5. Summary and Conclusions

The purpose of this study was to examine the level of ethics practices among Malaysian
companies in their Annual Report 2013. It was found that the majority of the company do
not have code of ethics in their company. However, those who have a formal code of
ethics showed a lack of commitment and did not have any systematic way to promote,
support, and ensure the compliance with the code. These poor results showed that
business players in Malaysia mainly do not have the interest to introduce and maintain
good ethics practices in their transactions and day to day business activities. This may be
the reason why the respondents of the KPMG fraud survey indicated that fraud, bribery,
and corruptions is a major business problem in Malaysia and a majority of them believe
that business cant be done in Malaysia without paying bribes (KPMG, 2013).

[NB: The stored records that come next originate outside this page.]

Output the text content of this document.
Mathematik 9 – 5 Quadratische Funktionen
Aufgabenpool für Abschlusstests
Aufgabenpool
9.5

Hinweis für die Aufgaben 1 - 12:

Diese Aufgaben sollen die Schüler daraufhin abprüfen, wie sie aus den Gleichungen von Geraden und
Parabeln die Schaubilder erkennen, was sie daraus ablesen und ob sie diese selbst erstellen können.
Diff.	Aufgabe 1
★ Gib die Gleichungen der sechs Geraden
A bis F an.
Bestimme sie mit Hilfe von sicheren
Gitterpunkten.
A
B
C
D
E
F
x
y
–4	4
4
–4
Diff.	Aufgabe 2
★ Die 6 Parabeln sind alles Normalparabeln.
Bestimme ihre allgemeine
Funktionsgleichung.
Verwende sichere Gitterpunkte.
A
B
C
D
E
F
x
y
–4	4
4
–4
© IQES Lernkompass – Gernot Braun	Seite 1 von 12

This research has a few limitations that can be used as an extension in future research.
Firstly, it concentrated mainly on Malaysian public listed companies. Thus, the results from
this study may not be generalized to non-listed companies and other countries which have
different political, cultural, and economic factors. Future studies should extend the samples
by including many countries i.e. ASEAN countries so that comparisons can be conducted.
Secondly, data were collected for only one (1) year; i.e. 2013. A longer period of study
such as five (5) years of data analysis may give more accurate results. Thirdly, the
disclosure items selected for ethics practices were solely based on MCCG 2012.
Therefore, other factors or variables may be excluded from this study. Future research
should incorporate international best practices such as Organisation for Economic Co-
operation and Development (OECD), International Corporate Governance Network
(ICGN), Global Reporting Initiative (GRI) report, and many others.